After playing with faculty hiring data yesterday, I needed to play with faculty hiring networks for math, but AMS does not disclose its data for public use. Shame! But there is a proxy data that anybody can play with: Math Genealogy database.
Math Genealogy Project doesn’t disclose its data either, but you can scrape it off of its several mirrors. There are some scrapers out there. I used Konstantin Kefaloukos’ code to do that part of the job.
Next, I generated two tab separated CSV files: vertex data and edge data. The vertex data consists of 5 columns: person id of the PhD recipient, name of the PhD granting school, school’s country, school’s id and the year of the PhD. The edge data consists of advisor id, PhD recipient’s id and the year of the PhD.

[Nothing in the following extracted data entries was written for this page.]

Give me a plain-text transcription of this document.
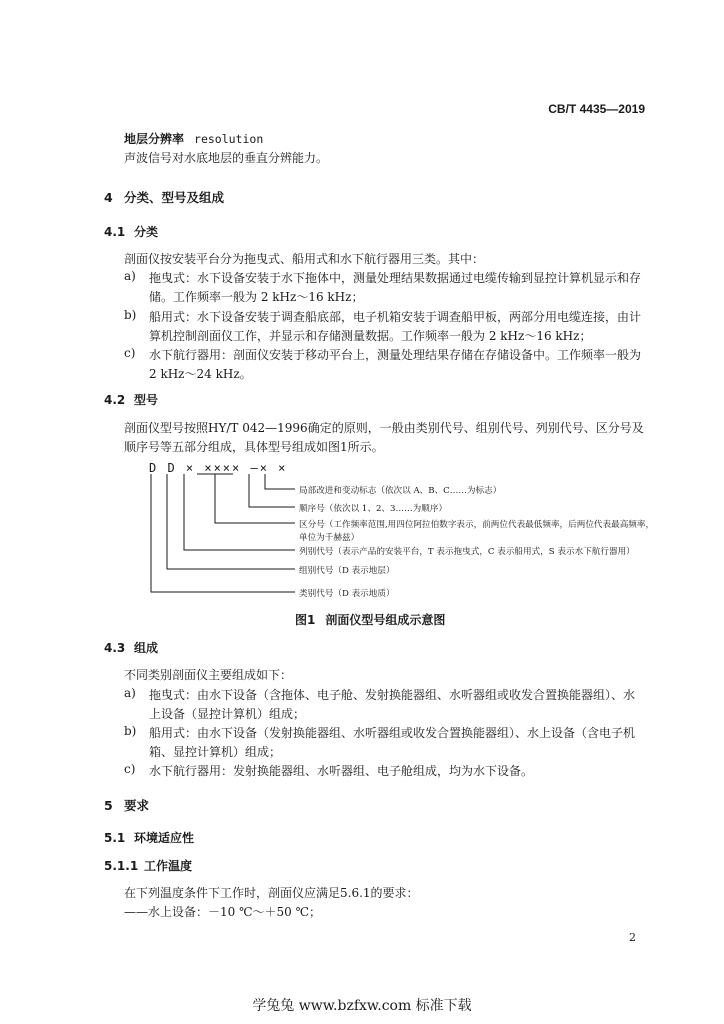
CB/T 4435—2019
地层分辨率 resolution
声波信号对水底地层的垂直分辨能力。
4 分类、型号及组成
4.1 分类
剖面仪按安装平台分为拖曳式、船用式和水下航行器用三类。其中：
a) 拖曳式：水下设备安装于水下拖体中，测量处理结果数据通过电缆传输到显控计算机显示和存
储。工作频率一般为 2 kHz～16 kHz；
b) 船用式：水下设备安装于调查船底部，电子机箱安装于调查船甲板，两部分用电缆连接，由计
算机控制剖面仪工作，并显示和存储测量数据。工作频率一般为 2 kHz～16 kHz；
c) 水下航行器用：剖面仪安装于移动平台上，测量处理结果存储在存储设备中。工作频率一般为
2 kHz～24 kHz。
4.2 型号
剖面仪型号按照HY/T 042—1996确定的原则，一般由类别代号、组别代号、列别代号、区分号及
顺序号等五部分组成，具体型号组成如图1所示。
D D × ×××× —× ×
局部改进和变动标志（依次以 A、B、C……为标志）
顺序号（依次以 1、2、3……为顺序）
区分号（工作频率范围,用四位阿拉伯数字表示，前两位代表最低频率，后两位代表最高频率，
单位为千赫兹）
列别代号（表示产品的安装平台，T 表示拖曳式，C 表示船用式，S 表示水下航行器用）
组别代号（D 表示地层）
类别代号（D 表示地质）
图1 剖面仪型号组成示意图
4.3 组成
不同类别剖面仪主要组成如下：
a) 拖曳式：由水下设备（含拖体、电子舱、发射换能器组、水听器组或收发合置换能器组）、水
上设备（显控计算机）组成；
b) 船用式：由水下设备（发射换能器组、水听器组或收发合置换能器组）、水上设备（含电子机
箱、显控计算机）组成；
c) 水下航行器用：发射换能器组、水听器组、电子舱组成，均为水下设备。
5 要求
5.1 环境适应性
5.1.1 工作温度
在下列温度条件下工作时，剖面仪应满足5.6.1的要求：
——水上设备：－10 ℃～＋50 ℃；
2
学兔兔 www.bzfxw.com 标准下载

Using the edge data, now I can form a link between two schools: the school that PhD advisor got his PhD and the school from which PhD is granted.
There are millions of holes in this model, but in the absence of publicly available (Yes AMS, I mean you!) anonymized hiring data for math PhD’s this will do.
The unadultrated graph is way too complicated. So, I decided to split it historically. For the last two graphs, I have 2 versions: a full version and a version from which the US schools are removed (too many connections obscuring vertices, too noisy.) I chose time frames that made sense to me, but you are free to play with the data as you wish.